苏译将巾帕收进袖中,抬头看他,“你找他做什么?”
霍成得声音都是抖得,感觉都有哭腔,“主子把犼纹令留给属下了。”他说着从腰间抽出一枚银白色纹令,递给苏译,继续道:“这东西主子压根从来不会离身,主子没了,也得是从他身上搜出来。”
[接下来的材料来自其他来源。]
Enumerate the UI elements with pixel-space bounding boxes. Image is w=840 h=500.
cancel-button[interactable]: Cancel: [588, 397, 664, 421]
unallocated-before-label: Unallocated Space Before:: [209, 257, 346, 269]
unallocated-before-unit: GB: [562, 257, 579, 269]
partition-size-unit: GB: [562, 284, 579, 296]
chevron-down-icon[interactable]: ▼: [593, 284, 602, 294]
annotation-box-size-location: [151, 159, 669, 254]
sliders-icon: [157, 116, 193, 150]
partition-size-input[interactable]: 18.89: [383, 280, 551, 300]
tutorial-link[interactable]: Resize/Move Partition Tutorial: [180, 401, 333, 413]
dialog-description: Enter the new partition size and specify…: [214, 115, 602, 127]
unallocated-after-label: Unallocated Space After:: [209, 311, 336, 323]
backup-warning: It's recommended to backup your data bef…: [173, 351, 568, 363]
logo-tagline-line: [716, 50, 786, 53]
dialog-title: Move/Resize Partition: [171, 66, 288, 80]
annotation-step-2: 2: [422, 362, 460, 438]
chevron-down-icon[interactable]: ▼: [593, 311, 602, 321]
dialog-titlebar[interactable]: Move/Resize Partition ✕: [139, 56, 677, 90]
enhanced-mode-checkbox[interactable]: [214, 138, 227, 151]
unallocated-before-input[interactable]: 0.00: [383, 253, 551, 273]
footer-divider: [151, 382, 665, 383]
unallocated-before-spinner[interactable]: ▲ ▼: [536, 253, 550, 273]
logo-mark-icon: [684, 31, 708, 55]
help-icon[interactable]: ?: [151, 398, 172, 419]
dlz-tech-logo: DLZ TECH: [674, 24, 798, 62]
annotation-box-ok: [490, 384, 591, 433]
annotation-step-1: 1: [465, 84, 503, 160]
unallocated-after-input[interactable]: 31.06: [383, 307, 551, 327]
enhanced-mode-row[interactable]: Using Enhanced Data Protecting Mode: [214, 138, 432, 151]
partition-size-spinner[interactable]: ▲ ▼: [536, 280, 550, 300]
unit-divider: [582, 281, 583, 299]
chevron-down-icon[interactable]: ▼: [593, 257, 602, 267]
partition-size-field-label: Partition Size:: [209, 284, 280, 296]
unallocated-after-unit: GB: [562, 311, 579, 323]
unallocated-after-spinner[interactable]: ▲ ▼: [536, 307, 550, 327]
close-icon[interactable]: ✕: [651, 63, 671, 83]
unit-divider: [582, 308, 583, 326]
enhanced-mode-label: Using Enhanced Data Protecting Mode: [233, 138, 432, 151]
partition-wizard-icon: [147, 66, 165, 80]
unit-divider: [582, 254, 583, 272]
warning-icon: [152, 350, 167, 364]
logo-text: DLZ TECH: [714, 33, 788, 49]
苏译的神色也变了,他扫了一眼霍成得掌心的纹令,确认确实是犼纹令,便收回了视线,并没有接,道:“你可找过他了?”
“找了,能找的地方都已经找了,实在是没有地方可寻了,才找到了你这里。”
苏译沉默了半响,眸色却是越来越暗,他伸手解下腰间的红玉珠,掐了一个决,须臾,便有祭迟的虚影显出来,“廖生,仙盟大会可结束了?”
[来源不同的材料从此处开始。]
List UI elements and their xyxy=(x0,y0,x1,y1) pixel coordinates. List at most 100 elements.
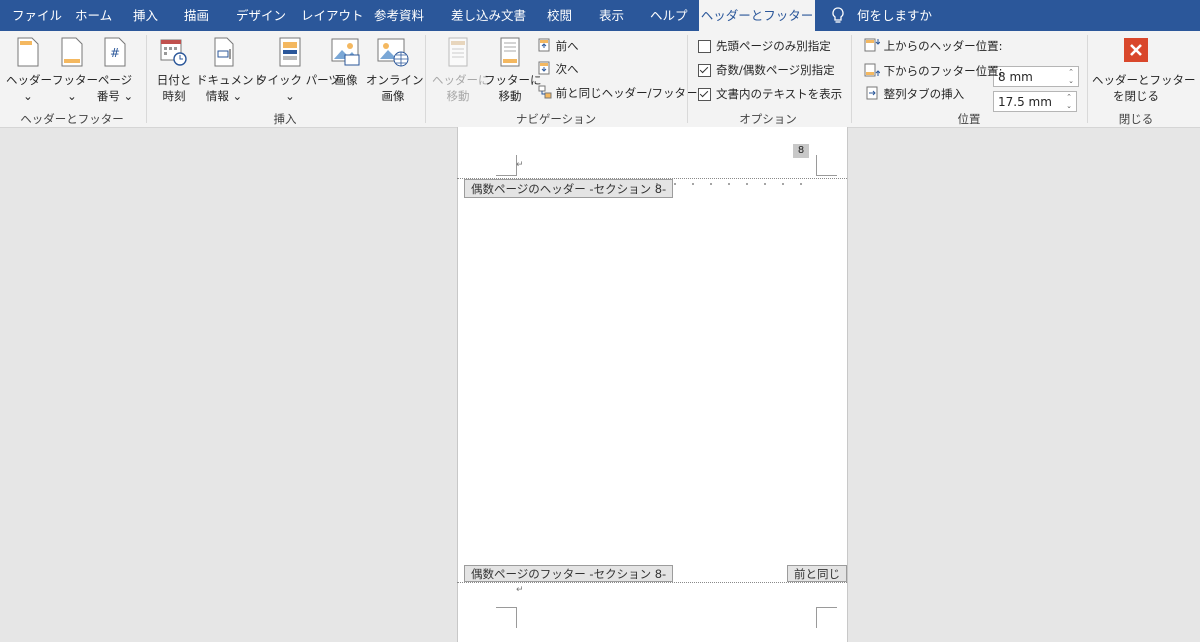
quick-parts-button[interactable]: クイック パーツ ⌄ xyxy=(256,31,340,109)
header-button[interactable]: ヘッダー ⌄ xyxy=(6,31,52,109)
group-divider xyxy=(425,35,426,123)
spin-arrows-icon[interactable]: ⌃ ⌄ xyxy=(1066,68,1076,86)
different-first-page-checkbox[interactable] xyxy=(698,40,711,53)
next-label: 次へ xyxy=(555,62,579,76)
group-label-header-footer: ヘッダーとフッター xyxy=(20,112,124,126)
tab-review[interactable]: 校閲 xyxy=(547,0,572,31)
footer-page-icon xyxy=(61,37,83,71)
go-to-footer-label-1: フッターに xyxy=(484,73,542,87)
close-icon xyxy=(1123,37,1149,67)
online-picture-label-2: 画像 xyxy=(381,89,405,103)
picture-icon xyxy=(331,37,361,71)
link-to-previous-button[interactable]: 前と同じヘッダー/フッター xyxy=(538,83,698,103)
header-position-label: 上からのヘッダー位置: xyxy=(883,39,1003,53)
chevron-down-icon: ⌄ xyxy=(67,89,77,103)
chevron-down-icon: ⌄ xyxy=(285,89,295,103)
page-number-icon: # xyxy=(104,37,126,71)
previous-button[interactable]: 前へ xyxy=(538,36,579,56)
different-odd-even-checkbox[interactable] xyxy=(698,64,711,77)
tab-header-footer[interactable]: ヘッダーとフッター xyxy=(699,0,815,32)
tab-draw[interactable]: 描画 xyxy=(184,0,209,31)
tab-help[interactable]: ヘルプ xyxy=(650,0,688,31)
go-to-footer-button[interactable]: フッターに 移動 xyxy=(484,31,542,109)
crop-mark xyxy=(496,607,517,628)
go-to-header-icon xyxy=(447,37,469,71)
tab-leader-dots xyxy=(655,178,805,186)
online-picture-button[interactable]: オンライン 画像 xyxy=(366,31,424,109)
group-label-position: 位置 xyxy=(957,112,981,126)
spin-arrows-icon[interactable]: ⌃ ⌄ xyxy=(1064,93,1074,111)
group-label-options: オプション xyxy=(739,112,797,126)
tab-insert[interactable]: 挿入 xyxy=(133,0,158,31)
page-number-field[interactable]: 8 xyxy=(793,144,809,158)
close-label-2: を閉じる xyxy=(1113,89,1159,103)
quick-parts-icon xyxy=(278,37,302,71)
alignment-tab-icon xyxy=(866,86,878,100)
document-info-icon xyxy=(212,37,236,71)
next-icon xyxy=(538,61,550,75)
tell-me-search[interactable]: 何をしますか xyxy=(857,0,932,31)
different-odd-even-option[interactable]: 奇数/偶数ページ別指定 xyxy=(698,60,835,80)
tab-home[interactable]: ホーム xyxy=(75,0,112,31)
header-position-icon xyxy=(864,38,881,52)
footer-position-icon xyxy=(864,63,881,77)
show-document-text-option[interactable]: 文書内のテキストを表示 xyxy=(698,84,842,104)
group-label-insert: 挿入 xyxy=(273,112,297,126)
calendar-clock-icon xyxy=(160,37,188,71)
show-document-text-checkbox[interactable] xyxy=(698,88,711,101)
link-icon xyxy=(538,85,552,99)
page-number-label-2: 番号 xyxy=(96,89,120,103)
chevron-down-icon: ⌄ xyxy=(23,89,33,103)
tab-view[interactable]: 表示 xyxy=(599,0,624,31)
group-divider xyxy=(146,35,147,123)
group-label-navigation: ナビゲーション xyxy=(515,112,597,126)
close-header-footer-button[interactable]: ヘッダーとフッターを閉じる xyxy=(1092,31,1196,109)
go-to-footer-icon xyxy=(499,37,521,71)
tab-references[interactable]: 参考資料 xyxy=(374,0,424,31)
tab-design[interactable]: デザイン xyxy=(236,0,286,31)
close-label-1: ヘッダーとフッター xyxy=(1092,73,1196,87)
ribbon: ヘッダー ⌄ フッター ⌄ # ページ番号 ⌄ ヘッダーとフッター 日付と時刻 ドキ… xyxy=(0,31,1200,128)
insert-alignment-tab-label: 整列タブの挿入 xyxy=(883,87,965,101)
insert-alignment-tab-button[interactable]: 整列タブの挿入 xyxy=(866,84,964,104)
previous-icon xyxy=(538,38,550,52)
tab-layout[interactable]: レイアウト xyxy=(301,0,364,31)
svg-text:#: # xyxy=(110,46,120,60)
picture-button[interactable]: 画像 xyxy=(326,31,366,109)
date-time-label-2: 時刻 xyxy=(162,89,186,103)
show-document-text-label: 文書内のテキストを表示 xyxy=(716,87,843,101)
page-number-label-1: ページ xyxy=(97,73,133,87)
different-odd-even-label: 奇数/偶数ページ別指定 xyxy=(716,63,835,77)
go-to-header-label-1: ヘッダーに xyxy=(432,73,490,87)
next-button[interactable]: 次へ xyxy=(538,59,579,79)
different-first-page-option[interactable]: 先頭ページのみ別指定 xyxy=(698,36,831,56)
online-picture-icon xyxy=(377,37,409,71)
page-number-button[interactable]: # ページ 番号 ⌄ xyxy=(94,31,136,109)
header-position-row: 上からのヘッダー位置: xyxy=(864,36,1003,56)
document-info-button[interactable]: ドキュメント 情報 ⌄ xyxy=(196,31,265,109)
footer-button[interactable]: フッター ⌄ xyxy=(52,31,98,109)
date-time-button[interactable]: 日付と 時刻 xyxy=(152,31,196,109)
document-info-label-2: 情報 xyxy=(205,89,229,103)
link-to-previous-label: 前と同じヘッダー/フッター xyxy=(555,86,698,100)
date-time-label-1: 日付と xyxy=(156,73,192,87)
previous-label: 前へ xyxy=(555,39,579,53)
online-picture-label-1: オンライン xyxy=(366,73,424,87)
crop-mark xyxy=(816,155,837,176)
group-divider xyxy=(851,35,852,123)
paragraph-mark: ↵ xyxy=(516,585,524,595)
different-first-page-label: 先頭ページのみ別指定 xyxy=(716,39,831,53)
paragraph-mark: ↵ xyxy=(516,160,524,170)
go-to-header-button[interactable]: ヘッダーに 移動 xyxy=(432,31,490,109)
crop-mark xyxy=(816,607,837,628)
footer-position-input[interactable]: 17.5 mm ⌃ ⌄ xyxy=(993,91,1077,112)
page-number-value: 8 xyxy=(797,145,805,156)
header-position-input[interactable]: 8 mm ⌃ ⌄ xyxy=(993,66,1079,87)
group-divider xyxy=(687,35,688,123)
header-section-tag: 偶数ページのヘッダー -セクション 8- xyxy=(464,179,674,198)
group-label-close: 閉じる xyxy=(1118,112,1154,126)
footer-position-label: 下からのフッター位置: xyxy=(883,64,1003,78)
tab-mailings[interactable]: 差し込み文書 xyxy=(451,0,526,31)
tab-file[interactable]: ファイル xyxy=(12,0,62,31)
go-to-header-label-2: 移動 xyxy=(446,89,470,103)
“结束了。”苏译沉声问,“洞瑶将犼纹令留给了霍成得,此事帝上可是早就知晓?你罚他,果真只是取了他的元丹?”
祭迟不答反问道:“孤在你心里就这般狠心,元丹说刨就刨?犼纹令的事情孤确实有预料,但却是洞瑶说想离开,并自己亲手刨了丹,孤没有阻拦。此事本来是想等你从锦官城回来了再告诉你,没想到你竟先来问我了。”
霍成得急道:“主子离开,他有没有说他去哪儿?”
祭迟道:“不知,发生了什么?”
“等属下回魇都了,再呈报帝上。”苏译说罢,也不等祭迟再开口,便收回了红玉珠。
霍成得焦躁道:“现在怎么办?这上哪儿还能再找主子?”
“闭嘴。”苏译呵斥了一声,顺利让霍成得闭上了嘴,他走到白释面前,犹疑了一下道:“能否麻烦帝尊,帮我一个忙。”
白释颔首,“你说。”
苏译道:“帝尊刚刚过来时,可有注意到蘅芜尊者还在不在大殿?若她现在不在玄玉宗,让玄玉宗派弟子找人。”
“好。”白释道:“我去给他们说,你在这里等我,如果你还想自己找,我陪你一起。”
“嗯。”
霍成得膛目结舌地看着白释消失,舌头都捋不直了,“尊……尊……”
“你现在去寻铁奕。”苏译转身下令。
“哦。”霍成得下意识哦了一声,退步离开的步子都是乱的,差点绊倒,整个人都处于一种恍惚状态,感叹出声,“玩的真是花啊……”
苏译并没有等待太久,白释便返回了,道:“蘅芜确实联系不上,发生了什么?蘅芜与洞瑶之间是有什么牵扯吗?”
“此事说来话长,我之后有时间了向师祖详细解释。”
白释道:“玄玉宗已经派弟子寻人了,你现在什么打算?”
苏译道:“我想先去一趟云间楼,看有没有线索,师祖要陪弟子一起去吗?”
白释点头,“嗯。”白释先迈动步子,拐过一座假山,雁回春候在廊下。
苏译跟在白释身后,没有预料到这里还有其他人,不及回避就对上了雁回春略显诧异的目光,但他反应很快,几乎只是一瞬间,便恢复了谦和儒雅的姿态,最先开口,给两人各行了一个礼,“帝尊,尊主。”